In the world of cryptocurrency, many investors lose all their capital just by participating in high-leverage contract trading while ignoring risk management. To protect capital and maintain stable profits, it is necessary to adhere to the following 3 basic principles:

Principle 1: Protect capital first, prioritize 80% for spot trading

Spot trading (direct buying and selling) is the safest way to accumulate profits without facing the risk of liquidation.

Illustrative example:

  • Total capital: 10,000 U

  • Allocate 80% of capital (8,000 U) to buy potential coins like SOL or DOT.

  • Within 2 weeks, if the price of SOL increases from 186 to 206 and DOT from 6.8 to 8.2, the profit will be about 1,600 U just from spot trading.

The remaining part (20% of capital) can be used to open short-term positions with low leverage to hedge risks, earning an additional 5% profit during a downtrend.

It is important that spot trading does not require much operation, just a few times a month but brings stable profits, which can annualize around 60% if discipline is maintained.

Principle 2: Contracts are just "spices", never the "main dish".

Many investors fall into traps when tempted by high leverage:

  • "20x leverage, 10% volatility doubles the investment"

  • One misstep can liquidate all capital in an instant.

Correct approach:

  • Only use a maximum of 10% of total capital to trade contracts with high leverage.

  • For example: if you earn 2,000 U from spot trading, only use 200 U for a 5x contract.

  • Profits will increase, but losses will not affect the principal capital.

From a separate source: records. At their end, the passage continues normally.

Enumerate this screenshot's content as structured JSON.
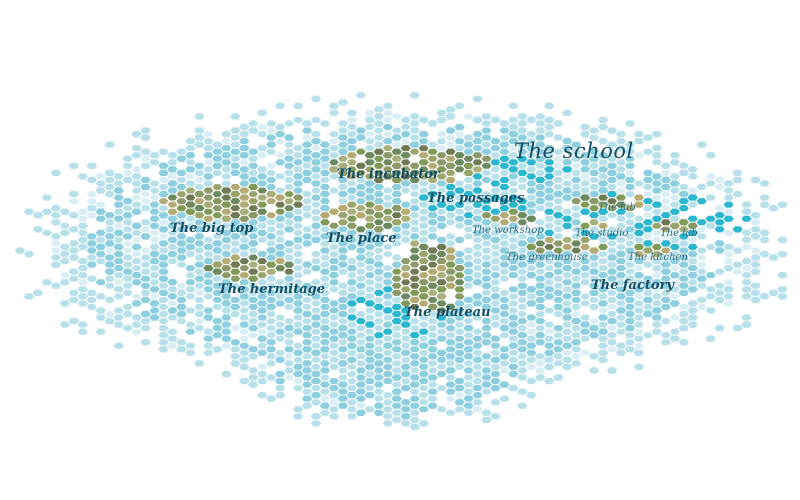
{
  "title": "The school",
  "colors": {
    "water_pale": "#d9eef4",
    "water_light": "#b8e0ea",
    "water_mid": "#8ecfdf",
    "water_deep": "#2ab7cf",
    "hex_stroke": "#ffffff",
    "land": [
      "#7f9b57",
      "#9aa56b",
      "#b4aa73",
      "#6b8a60",
      "#8c9a6a",
      "#a7b07a",
      "#6f7a55"
    ],
    "label": "#114e66"
  },
  "regions": [
    {
      "id": "the-incubator",
      "label": "The incubator",
      "size": "major"
    },
    {
      "id": "the-passages",
      "label": "The passages",
      "size": "major"
    },
    {
      "id": "the-big-top",
      "label": "The big top",
      "size": "major"
    },
    {
      "id": "the-place",
      "label": "The place",
      "size": "major"
    },
    {
      "id": "the-hermitage",
      "label": "The hermitage",
      "size": "major"
    },
    {
      "id": "the-plateau",
      "label": "The plateau",
      "size": "major"
    },
    {
      "id": "the-factory",
      "label": "The factory",
      "size": "major"
    },
    {
      "id": "the-lab-top",
      "label": "The lab",
      "size": "minor"
    },
    {
      "id": "the-workshop",
      "label": "The workshop",
      "size": "minor"
    },
    {
      "id": "the-studio",
      "label": "The studio",
      "size": "minor"
    },
    {
      "id": "the-lab",
      "label": "The lab",
      "size": "minor"
    },
    {
      "id": "the-greenhouse",
      "label": "The greenhouse",
      "size": "minor"
    },
    {
      "id": "the-kitchen",
      "label": "The kitchen",
      "size": "minor"
    }
  ]
}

A stable mindset, not chasing "all or nothing" is a crucial factor for survival and long-term growth in the crypto market.

Principle 3: Focus on long-term stability, not chasing short-term gains.

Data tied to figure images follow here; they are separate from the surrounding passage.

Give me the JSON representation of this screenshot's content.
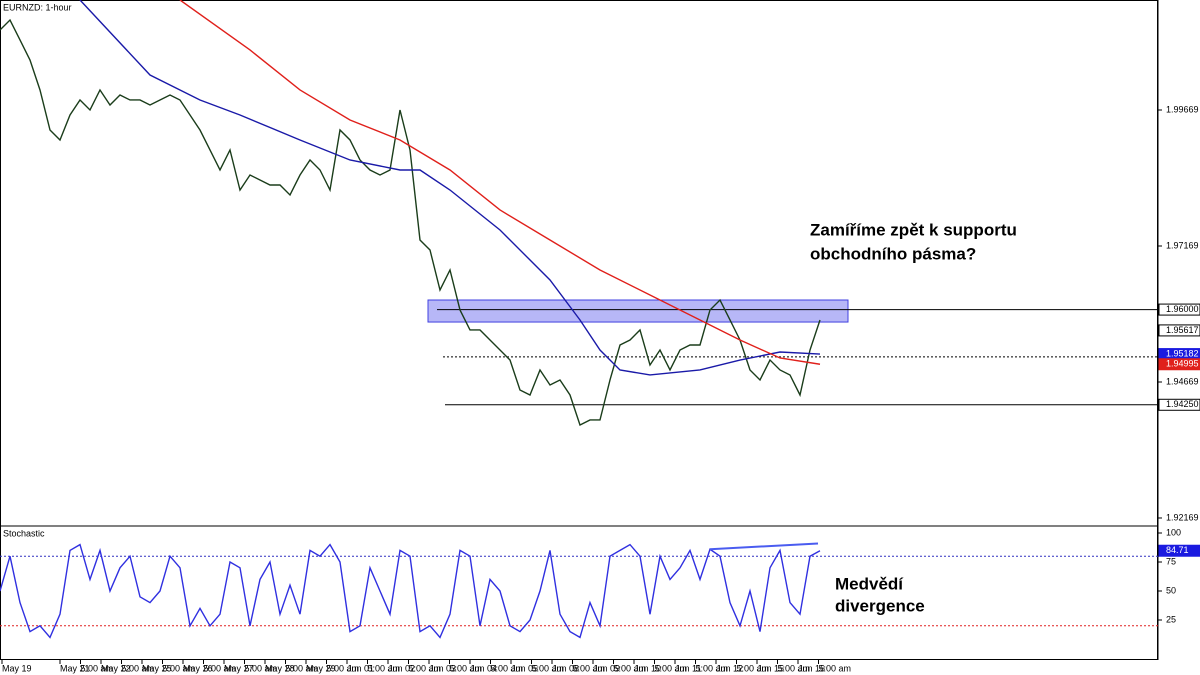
{
  "chart_data": [
    {
      "type": "line",
      "title": "EURNZD: 1-hour",
      "xlim": [
        0,
        115.8
      ],
      "xticks": [
        {
          "value": 0.2,
          "label": "May 19"
        },
        {
          "value": 6.0,
          "label": "May 21"
        },
        {
          "value": 8.05,
          "label": "5:00 am"
        },
        {
          "value": 10.1,
          "label": "May 22"
        },
        {
          "value": 12.15,
          "label": "5:00 am"
        },
        {
          "value": 14.2,
          "label": "May 25"
        },
        {
          "value": 16.25,
          "label": "5:00 am"
        },
        {
          "value": 18.3,
          "label": "May 26"
        },
        {
          "value": 20.35,
          "label": "5:00 am"
        },
        {
          "value": 22.4,
          "label": "May 27"
        },
        {
          "value": 24.45,
          "label": "5:00 am"
        },
        {
          "value": 26.5,
          "label": "May 28"
        },
        {
          "value": 28.55,
          "label": "5:00 am"
        },
        {
          "value": 30.6,
          "label": "May 29"
        },
        {
          "value": 32.65,
          "label": "5:00 am"
        },
        {
          "value": 34.7,
          "label": "Jun 01"
        },
        {
          "value": 36.75,
          "label": "5:00 am"
        },
        {
          "value": 38.8,
          "label": "Jun 02"
        },
        {
          "value": 40.85,
          "label": "5:00 am"
        },
        {
          "value": 42.9,
          "label": "Jun 03"
        },
        {
          "value": 44.95,
          "label": "5:00 am"
        },
        {
          "value": 47.0,
          "label": "Jun 04"
        },
        {
          "value": 49.05,
          "label": "5:00 am"
        },
        {
          "value": 51.1,
          "label": "Jun 05"
        },
        {
          "value": 53.15,
          "label": "5:00 am"
        },
        {
          "value": 55.2,
          "label": "Jun 08"
        },
        {
          "value": 57.25,
          "label": "5:00 am"
        },
        {
          "value": 59.3,
          "label": "Jun 09"
        },
        {
          "value": 61.35,
          "label": "5:00 am"
        },
        {
          "value": 63.4,
          "label": "Jun 10"
        },
        {
          "value": 65.45,
          "label": "5:00 am"
        },
        {
          "value": 67.5,
          "label": "Jun 11"
        },
        {
          "value": 69.55,
          "label": "5:00 am"
        },
        {
          "value": 71.6,
          "label": "Jun 12"
        },
        {
          "value": 73.65,
          "label": "5:00 am"
        },
        {
          "value": 75.7,
          "label": "Jun 15"
        },
        {
          "value": 77.75,
          "label": "5:00 am"
        },
        {
          "value": 79.8,
          "label": "Jun 16"
        },
        {
          "value": 81.85,
          "label": "5:00 am"
        }
      ],
      "ylim": [
        1.9204,
        2.01691
      ],
      "yticks": [
        1.99669,
        1.97169,
        1.94669,
        1.92169
      ],
      "series": [
        {
          "color": "#1b3d1b",
          "x": [
            0,
            1,
            2,
            3,
            4,
            5,
            6,
            7,
            8,
            9,
            10,
            11,
            12,
            13,
            14,
            15,
            16,
            17,
            18,
            19,
            20,
            21,
            22,
            23,
            24,
            25,
            26,
            27,
            28,
            29,
            30,
            31,
            32,
            33,
            34,
            35,
            36,
            37,
            38,
            39,
            40,
            41,
            42,
            43,
            44,
            45,
            46,
            47,
            48,
            49,
            50,
            51,
            52,
            53,
            54,
            55,
            56,
            57,
            58,
            59,
            60,
            61,
            62,
            63,
            64,
            65,
            66,
            67,
            68,
            69,
            70,
            71,
            72,
            73,
            74,
            75,
            76,
            77,
            78,
            79,
            80,
            81,
            82
          ],
          "values": [
            2.0114,
            2.01323,
            2.00956,
            2.00588,
            2.00037,
            1.99301,
            1.99118,
            1.99577,
            1.99853,
            1.99669,
            2.00037,
            1.99761,
            1.99945,
            1.99853,
            1.99853,
            1.99761,
            1.99853,
            1.99945,
            1.99853,
            1.99577,
            1.99301,
            1.98934,
            1.98566,
            1.98934,
            1.98198,
            1.98474,
            1.98382,
            1.9829,
            1.9829,
            1.98107,
            1.98474,
            1.9875,
            1.98566,
            1.98198,
            1.99301,
            1.99118,
            1.9875,
            1.98566,
            1.98474,
            1.98566,
            1.99669,
            1.98934,
            1.97279,
            1.97095,
            1.9636,
            1.96728,
            1.95993,
            1.95625,
            1.95625,
            1.95441,
            1.95257,
            1.95073,
            1.94522,
            1.9443,
            1.9489,
            1.94614,
            1.94706,
            1.9443,
            1.93879,
            1.93971,
            1.93971,
            1.94706,
            1.95349,
            1.95441,
            1.95625,
            1.94982,
            1.95257,
            1.9489,
            1.95257,
            1.95349,
            1.95349,
            1.95993,
            1.96176,
            1.95809,
            1.95441,
            1.9489,
            1.94706,
            1.95073,
            1.9489,
            1.94798,
            1.9443,
            1.95257,
            1.95809
          ]
        },
        {
          "color": "#1a1aa8",
          "x": [
            8,
            15,
            20,
            24,
            30,
            35,
            40,
            42,
            45,
            50,
            55,
            58,
            60,
            62,
            65,
            70,
            74,
            78,
            82
          ],
          "values": [
            2.01691,
            2.00312,
            1.99853,
            1.99577,
            1.99118,
            1.9875,
            1.98566,
            1.98566,
            1.98198,
            1.97463,
            1.96544,
            1.95809,
            1.95257,
            1.9489,
            1.94798,
            1.9489,
            1.95073,
            1.9522,
            1.95182
          ]
        },
        {
          "color": "#e0201b",
          "x": [
            18,
            25,
            30,
            35,
            40,
            45,
            50,
            55,
            60,
            65,
            70,
            74,
            78,
            82
          ],
          "values": [
            2.01691,
            2.00772,
            2.00037,
            1.99485,
            1.99118,
            1.98566,
            1.97831,
            1.97279,
            1.96728,
            1.96268,
            1.95809,
            1.95441,
            1.9511,
            1.94995
          ]
        }
      ],
      "zone": {
        "x": [
          42.8,
          84.8
        ],
        "values": [
          1.95771,
          1.96176
        ],
        "color": "#7b7bf0"
      },
      "lines": [
        {
          "value": 1.96,
          "x_start": 43.7,
          "dash": false
        },
        {
          "value": 1.9513,
          "x_start": 44.3,
          "dash": true
        },
        {
          "value": 1.9425,
          "x_start": 44.5,
          "dash": false
        }
      ],
      "price_tags": [
        {
          "value": 1.96,
          "label": "1.96000",
          "color": "#ffffff"
        },
        {
          "value": 1.95617,
          "label": "1.95617",
          "color": "#ffffff"
        },
        {
          "value": 1.95182,
          "label": "1.95182",
          "color": "#1a1ae0"
        },
        {
          "value": 1.94995,
          "label": "1.94995",
          "color": "#e0201b"
        },
        {
          "value": 1.9425,
          "label": "1.94250",
          "color": "#ffffff"
        }
      ],
      "annotation": [
        "Zamíříme zpět k supportu",
        "obchodního pásma?"
      ]
    },
    {
      "type": "line",
      "title": "Stochastic",
      "xlim": [
        0,
        115.8
      ],
      "ylim": [
        0,
        100
      ],
      "yticks": [
        100,
        75,
        50,
        25
      ],
      "series": [
        {
          "color": "#3030e0",
          "x": [
            0,
            1,
            2,
            3,
            4,
            5,
            6,
            7,
            8,
            9,
            10,
            11,
            12,
            13,
            14,
            15,
            16,
            17,
            18,
            19,
            20,
            21,
            22,
            23,
            24,
            25,
            26,
            27,
            28,
            29,
            30,
            31,
            32,
            33,
            34,
            35,
            36,
            37,
            38,
            39,
            40,
            41,
            42,
            43,
            44,
            45,
            46,
            47,
            48,
            49,
            50,
            51,
            52,
            53,
            54,
            55,
            56,
            57,
            58,
            59,
            60,
            61,
            62,
            63,
            64,
            65,
            66,
            67,
            68,
            69,
            70,
            71,
            72,
            73,
            74,
            75,
            76,
            77,
            78,
            79,
            80,
            81,
            82
          ],
          "values": [
            50,
            80,
            40,
            15,
            20,
            10,
            30,
            85,
            90,
            60,
            85,
            50,
            70,
            80,
            45,
            40,
            50,
            80,
            70,
            20,
            35,
            20,
            30,
            75,
            70,
            20,
            60,
            75,
            30,
            55,
            30,
            85,
            80,
            90,
            75,
            15,
            20,
            70,
            50,
            30,
            85,
            80,
            15,
            20,
            10,
            30,
            85,
            80,
            20,
            60,
            50,
            20,
            15,
            25,
            50,
            85,
            30,
            15,
            10,
            40,
            20,
            80,
            85,
            90,
            80,
            30,
            80,
            60,
            70,
            85,
            60,
            86,
            80,
            40,
            20,
            50,
            15,
            70,
            85,
            40,
            30,
            80,
            84.71
          ]
        }
      ],
      "levels": [
        {
          "value": 80,
          "color": "#3030c0"
        },
        {
          "value": 20,
          "color": "#e02020"
        }
      ],
      "price_tags": [
        {
          "value": 84.71,
          "label": "84.71",
          "color": "#1a1ae0"
        }
      ],
      "divergence": {
        "x": [
          71,
          81.8
        ],
        "values": [
          86,
          91
        ],
        "color": "#4a5cf0"
      },
      "annotation": [
        "Medvědí",
        "divergence"
      ]
    }
  ]
}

  • Continuously trade, putting all capital into high-leverage contracts, or looking for a "big spike" often leads to total losses.

  • Reasonable strategy:

    1. Earn stable profits from spot trading.

    2. Use a small portion of capital to experiment with contracts, without affecting the main capital.

    3. Always have a plan for stop-loss, profit-taking, and smart reinvestment.

Smart investors know that protecting capital is the first step, large profits will come from discipline and stability, not from reckless bets.